Seit sieben Jahren, seit ihn irakische Soldaten folterten, leidet der junge Mann unter den unübersehbaren Folgen. Doch die lange Dauer seiner Beschwerden ist sein Pech. Weil nach dem Asylbewerberleistungsgesetz nur akute Erkrankungen von Flüchtlingen behandelt werden sollen, nicht aber andauernde Leiden, verweigert ihm der Landkreis Celle die von Ärzten bereits per Krankenhauseinweisung angeratene Nasenoperation.

Auch das Verwaltungsgericht Lüneburg hat jetzt die Kostenübernahme für einen solchen medizinischen Eingriff abgelehnt. Keine oder nur schwer Luft zu bekommen sei kein akuter Schmerzzustand, beschied das Gericht. Der Umstand, daß M. schließlich „schon seit 1991 mit dieser Verletzung lebt“ spräche dafür, daß „kein unaufschiebbarer Behandlungsbedarf besteht“. Nur bei einem „unvermittelt, schnell und heftig verlaufenden Krankeitszustand“ könnten Asylbewerber mit medizinischer Hilfe rechnen.

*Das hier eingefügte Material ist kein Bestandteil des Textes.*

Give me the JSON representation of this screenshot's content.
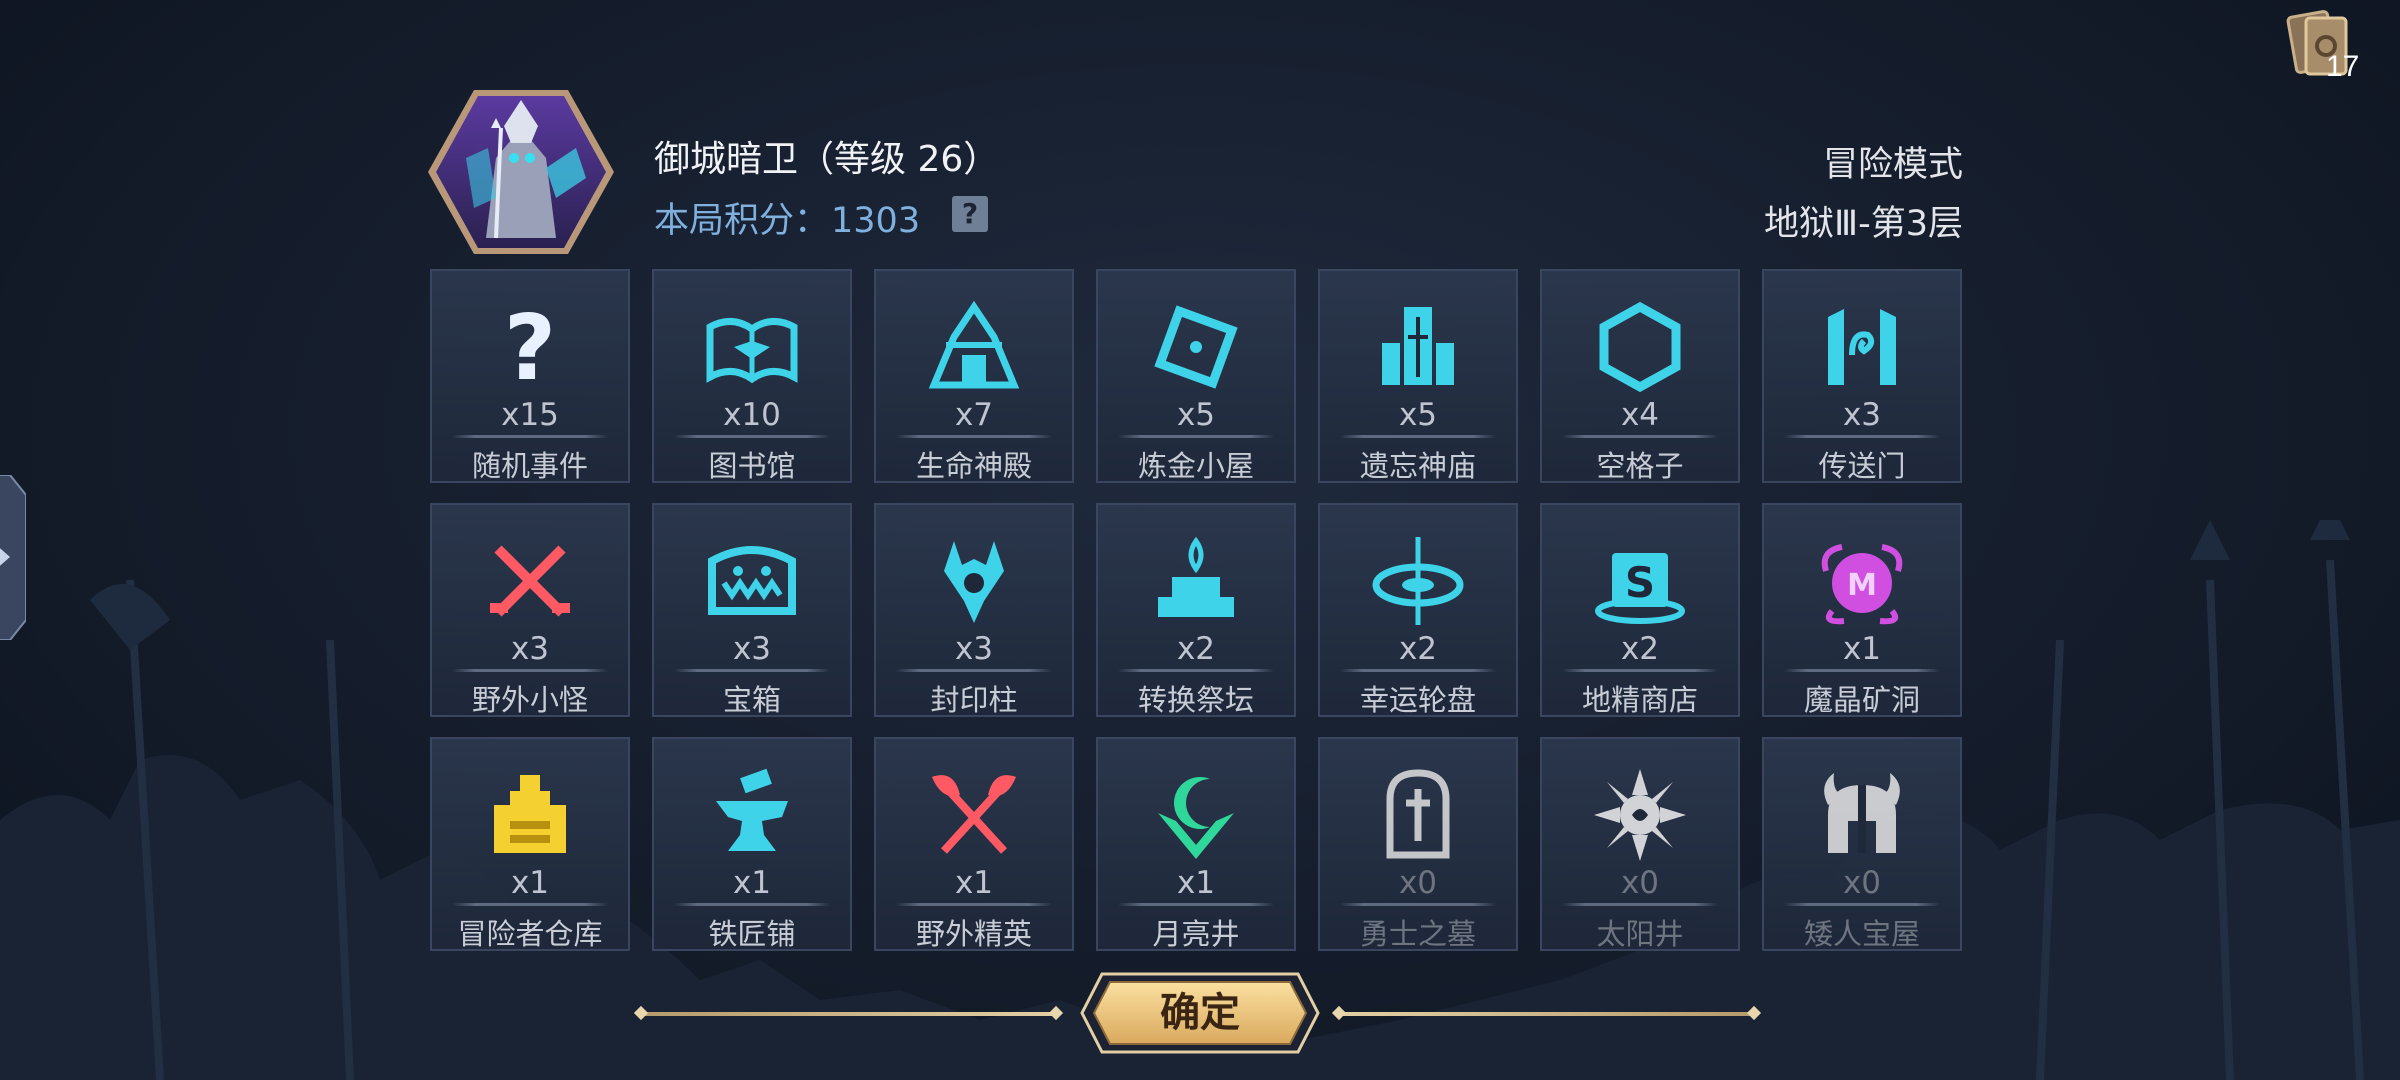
{
  "header": {
    "hero_name": "御城暗卫（等级 26）",
    "score_label": "本局积分：",
    "score_value": "1303",
    "help_label": "?",
    "mode": "冒险模式",
    "level": "地狱Ⅲ-第3层"
  },
  "deck": {
    "count": "17",
    "icon": "card-deck-icon"
  },
  "grid": [
    {
      "count": "x15",
      "label": "随机事件",
      "icon": "question-icon",
      "color": "#e8f1ff",
      "dim": false
    },
    {
      "count": "x10",
      "label": "图书馆",
      "icon": "book-icon",
      "color": "#3ed3e8",
      "dim": false
    },
    {
      "count": "x7",
      "label": "生命神殿",
      "icon": "temple-icon",
      "color": "#3ed3e8",
      "dim": false
    },
    {
      "count": "x5",
      "label": "炼金小屋",
      "icon": "alchemy-icon",
      "color": "#3ed3e8",
      "dim": false
    },
    {
      "count": "x5",
      "label": "遗忘神庙",
      "icon": "shrine-icon",
      "color": "#3ed3e8",
      "dim": false
    },
    {
      "count": "x4",
      "label": "空格子",
      "icon": "hexagon-icon",
      "color": "#3ed3e8",
      "dim": false
    },
    {
      "count": "x3",
      "label": "传送门",
      "icon": "portal-icon",
      "color": "#3ed3e8",
      "dim": false
    },
    {
      "count": "x3",
      "label": "野外小怪",
      "icon": "crossed-swords-icon",
      "color": "#ff5a64",
      "dim": false
    },
    {
      "count": "x3",
      "label": "宝箱",
      "icon": "treasure-chest-icon",
      "color": "#3ed3e8",
      "dim": false
    },
    {
      "count": "x3",
      "label": "封印柱",
      "icon": "seal-pillar-icon",
      "color": "#3ed3e8",
      "dim": false
    },
    {
      "count": "x2",
      "label": "转换祭坛",
      "icon": "altar-icon",
      "color": "#3ed3e8",
      "dim": false
    },
    {
      "count": "x2",
      "label": "幸运轮盘",
      "icon": "wheel-icon",
      "color": "#3ed3e8",
      "dim": false
    },
    {
      "count": "x2",
      "label": "地精商店",
      "icon": "goblin-shop-icon",
      "color": "#3ed3e8",
      "dim": false
    },
    {
      "count": "x1",
      "label": "魔晶矿洞",
      "icon": "crystal-mine-icon",
      "color": "#d04fe0",
      "dim": false
    },
    {
      "count": "x1",
      "label": "冒险者仓库",
      "icon": "warehouse-icon",
      "color": "#f4d030",
      "dim": false
    },
    {
      "count": "x1",
      "label": "铁匠铺",
      "icon": "anvil-icon",
      "color": "#3ed3e8",
      "dim": false
    },
    {
      "count": "x1",
      "label": "野外精英",
      "icon": "crossed-axes-icon",
      "color": "#ff5a64",
      "dim": false
    },
    {
      "count": "x1",
      "label": "月亮井",
      "icon": "moon-well-icon",
      "color": "#2fd89a",
      "dim": false
    },
    {
      "count": "x0",
      "label": "勇士之墓",
      "icon": "tombstone-icon",
      "color": "#e0e0e0",
      "dim": true
    },
    {
      "count": "x0",
      "label": "太阳井",
      "icon": "sun-icon",
      "color": "#f0f0f0",
      "dim": true
    },
    {
      "count": "x0",
      "label": "矮人宝屋",
      "icon": "dwarf-helmet-icon",
      "color": "#e6e6e6",
      "dim": true
    }
  ],
  "confirm": {
    "label": "确定"
  }
}
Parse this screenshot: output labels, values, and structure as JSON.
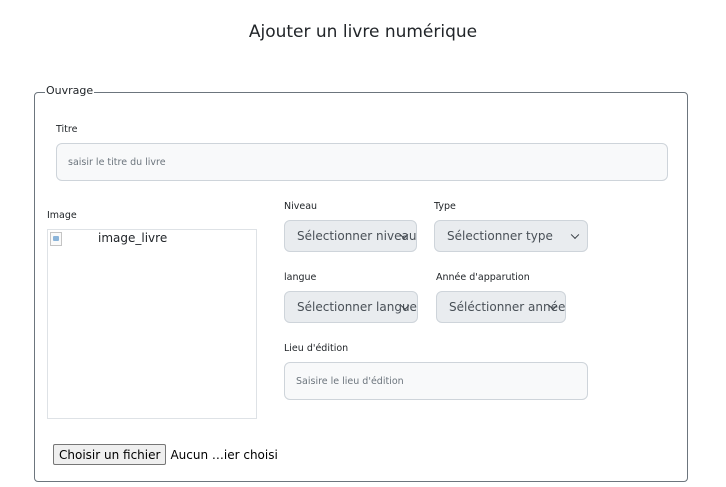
{
  "page": {
    "title": "Ajouter un livre numérique"
  },
  "form": {
    "legend": "Ouvrage",
    "titre": {
      "label": "Titre",
      "placeholder": "saisir le titre du livre"
    },
    "image": {
      "label": "Image",
      "alt": "image_livre"
    },
    "niveau": {
      "label": "Niveau",
      "value": "Sélectionner niveau"
    },
    "type": {
      "label": "Type",
      "value": "Sélectionner type"
    },
    "langue": {
      "label": "langue",
      "value": "Sélectionner langue"
    },
    "annee": {
      "label": "Année d'apparution",
      "value": "Séléctionner année"
    },
    "lieu": {
      "label": "Lieu d'édition",
      "placeholder": "Saisire le lieu d'édition"
    },
    "file": {
      "button_label": "Choisir un fichier",
      "status": "Aucun …ier choisi"
    }
  },
  "icons": {
    "select_arrow": "chevron-down-icon",
    "broken_image": "broken-image-icon"
  }
}
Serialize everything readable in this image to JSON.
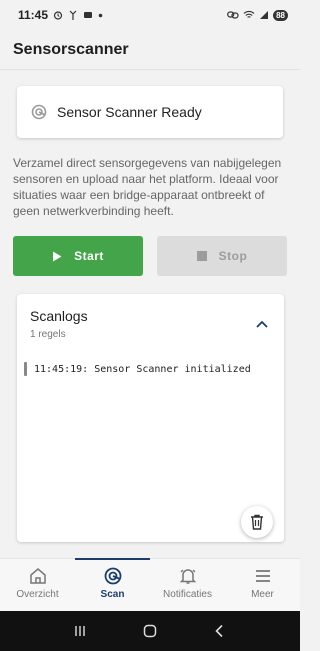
{
  "status_bar": {
    "time": "11:45",
    "battery": "88"
  },
  "app_bar": {
    "title": "Sensorscanner"
  },
  "status_card": {
    "text": "Sensor Scanner Ready"
  },
  "description": "Verzamel direct sensorgegevens van nabijgelegen sensoren en upload naar het platform. Ideaal voor situaties waar een bridge-apparaat ontbreekt of geen netwerkverbinding heeft.",
  "buttons": {
    "start": "Start",
    "stop": "Stop"
  },
  "log": {
    "title": "Scanlogs",
    "count": "1 regels",
    "entries": [
      "11:45:19: Sensor Scanner initialized"
    ]
  },
  "nav": {
    "items": [
      {
        "label": "Overzicht",
        "icon": "home-icon"
      },
      {
        "label": "Scan",
        "icon": "scan-icon"
      },
      {
        "label": "Notificaties",
        "icon": "bell-icon"
      },
      {
        "label": "Meer",
        "icon": "menu-icon"
      }
    ],
    "active": "Scan"
  },
  "colors": {
    "accent": "#43a44a",
    "nav_active": "#1c3d6b",
    "disabled": "#dcdcdc"
  }
}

Daß M.s Verletzungen unbestreitbar durch Gewaltanwendung hervorgerufen wurden, die ihm nach seinen eigenen Versicherungen durch Sadam Husseins Soldaten als Strafe für seine Kriegsdienstverweigerung beigebracht wurden, spielt für die Richter keine Rolle: „Auf die Frage, wodurch die Verletzungen entstanden sind, kommt es nicht an“, urteilten die Richter, die Vorschriften des Asylbewerberleistungsgesetzes träfen „keine Ausnahmeregelung für Verletzungen, die aus Folterungen stammen“. Als „verfassungsrechtlich unerträglich“ beurteilt M.s Rechtsanwalt Fred Hullerum diese Hilfeverweigerung für seinen Mandanten, der seit einiger Zeit auf der Warteliste des Berliner Behandlungszentrums für Folteropfer steht.

Zynische Konsequenz des Asylbewerberleistungsgesetzes, auf die auch das Lüneburger Verwaltungsgericht verweist: Derzeit hat M. schon zu lange gelitten, um akut behandlungsbedürftig zu sein. Nur wenn er die Beschwerden weiter erträgt, kann er auf Linderung hoffen – allerdings frühestens im Juni des Jahres 2000. Erst dann ist die 36monatige Aufenthaltsfrist abgelaufen, nach der M. – wie Tausende andere Asylbewerber auch – unter das Asylbewerberleistungsgesetz fällt.

Die Dreijahresfrist war erst durch eine Verschärfung im Jahr 1997 im Gesetz verankert worden. Zuvor mußten Asylsuchende nur im ersten Jahr ihres Aufenthaltes mit sozialen Kürzungen und medizinischer Minimalversorgung leben. Zur Zeit wird in Bonn eine erneute Verschärfung des Gesetzes beraten.